Se li sono portati via alla fine del blitz, una manciata di ore passate a Villa Ninina, sulle alture di Oneglia: carte, documenti, ma anche foglietti, scritti a mano con appunti, numeri di telefono, nomi. ‘Pizzini’ li chiamano, persi in mezzo ai tanti faldoni custoditi nello scantinato di Villa Ninina, la casa del’ex ministro Claudio Scajola.
Secondo un’ANSA pubblicata in mattinata, i magistrati dell’antimafia, Giuseppe Curcio della Direzione nazionale e Francesco Lombardo della Dda di Reggio Calabria titolari dell’inchiesta su Scajola, si son portati via poche cose, alcune definite “interessanti”. Il 90% del materiale ancora accatastato nella tavernetta l’hanno alla fine dissequestrato. Acquisizioni preziose, che possono anche portare a nuovi intrecci, come per esempio, a quello con l’inchiesta che ha portato in carcere l’ex presidente di Banca Carige Giovanni Berneschi arrestato per associazione per delinquere finalizzata alla truffa e al riciclaggio. Un’ipotesi di lavoro, certo, che i due magistrati calabresi hanno probabilmente illustrato in un rapido incontro con Nicola Piacente e Silvio Franz, i due pm che si occupano dell’inchiesta Berneschi.
Esiste un comune denominatore? e se si, qual è? Scontato, e a quanto sembra scartato, l’approccio con il ramo scajoliano all’interno dell’ex cda di Banca Carige (il fratello dell’ex ministro, Alessandro Scajola, è stato dal 2001 vicepresidente e membro del comitato esecutivo della Carige), saltano agli occhi le ‘evidenze’ sottolineate anche dagli ispettori di Bankitalia nel rapporto 2013 sui prestiti facili a società che sono in qualche modo riconducibili proprio a Scajola. Ma sono solo spunti d’indagine. Oppure tra le carte che i magistrati calabresi hanno guardato assieme agli uomini della Dia c’era anche qualche ‘pizzino’ che potrebbe interessare i magistrati genovesi?
L’incontro di oggi è stato, dicono in Procura a Genova, “di natura esplorativa, una prima presa di contatto per un successivo scambio di informazioni” che potrebbero davvero arricchire le due indagini.

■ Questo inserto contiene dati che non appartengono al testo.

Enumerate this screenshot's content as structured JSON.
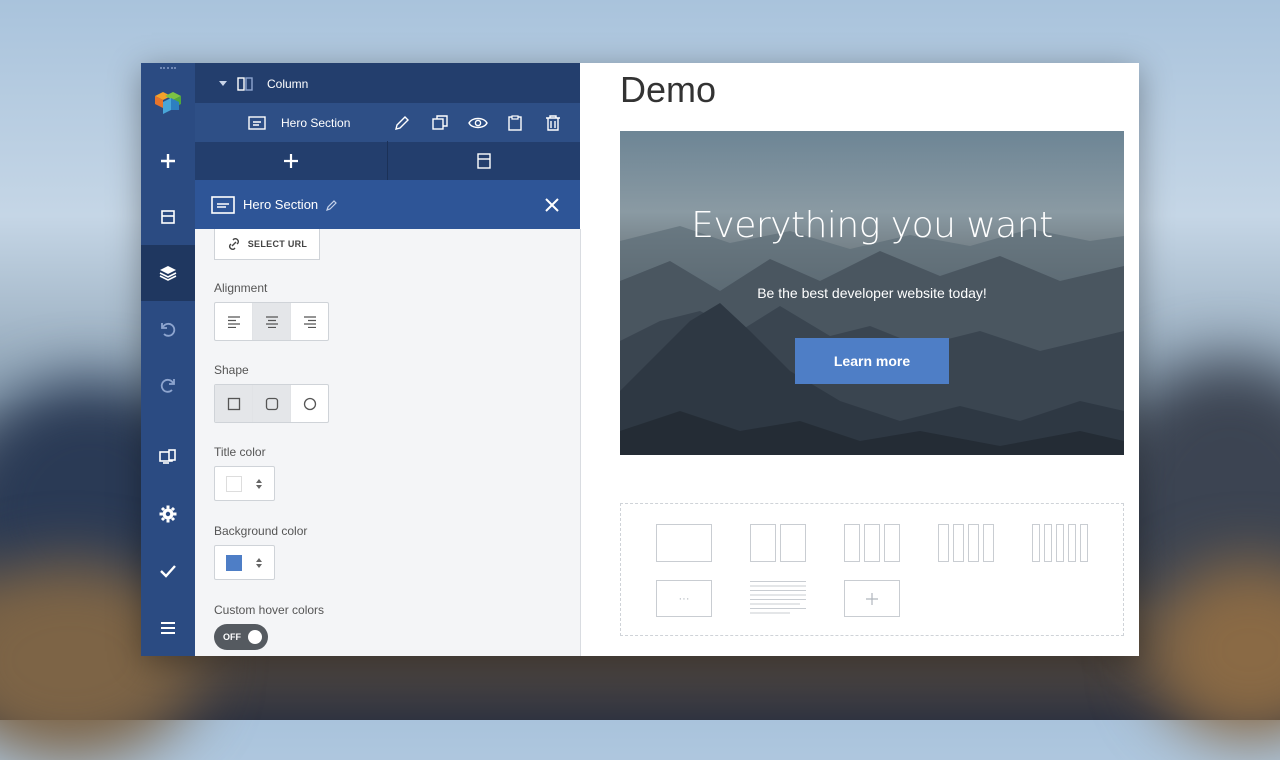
{
  "tree": {
    "column_label": "Column",
    "hero_section_label": "Hero Section"
  },
  "panel": {
    "title": "Hero Section",
    "select_url_label": "SELECT URL",
    "alignment_label": "Alignment",
    "shape_label": "Shape",
    "title_color_label": "Title color",
    "background_color_label": "Background color",
    "custom_hover_label": "Custom hover colors",
    "toggle_state": "OFF",
    "title_color_value": "#ffffff",
    "background_color_value": "#4e7ec6"
  },
  "content": {
    "page_title": "Demo",
    "hero_title": "Everything you want",
    "hero_subtitle": "Be the best developer website today!",
    "hero_button": "Learn more",
    "more_label": "···"
  },
  "colors": {
    "rail": "#2b4b82",
    "tree": "#233e6d",
    "panel_header": "#2e5597",
    "accent": "#4e7ec6"
  }
}
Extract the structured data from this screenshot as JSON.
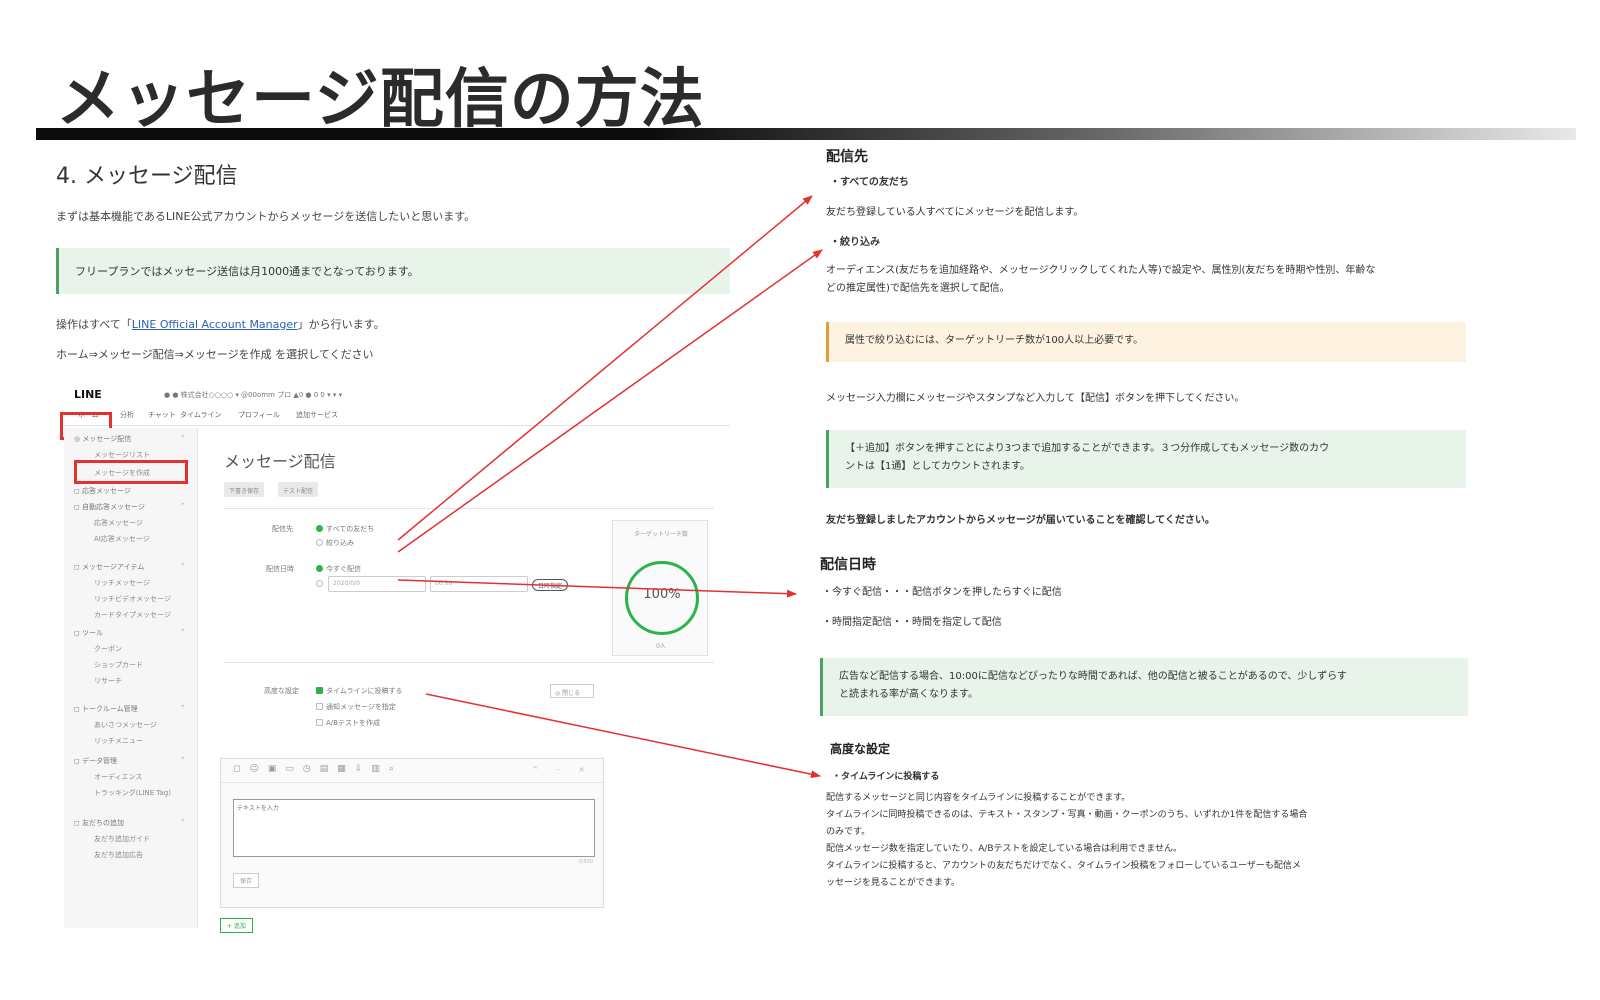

Prima di lasciare Genova, i due magistrati calabresi se ne sono andati in piazza Ortiz, nella nuova sede della Dia per interrogare la “bravissima, bravissima, bravissima” come diceva Scajola al telefono, segretaria Roberta Sacco. Tre ore di interrogatorio che, spiega il suo legale Erminio Annoni, “sono servite a chiarire la sua posizione“.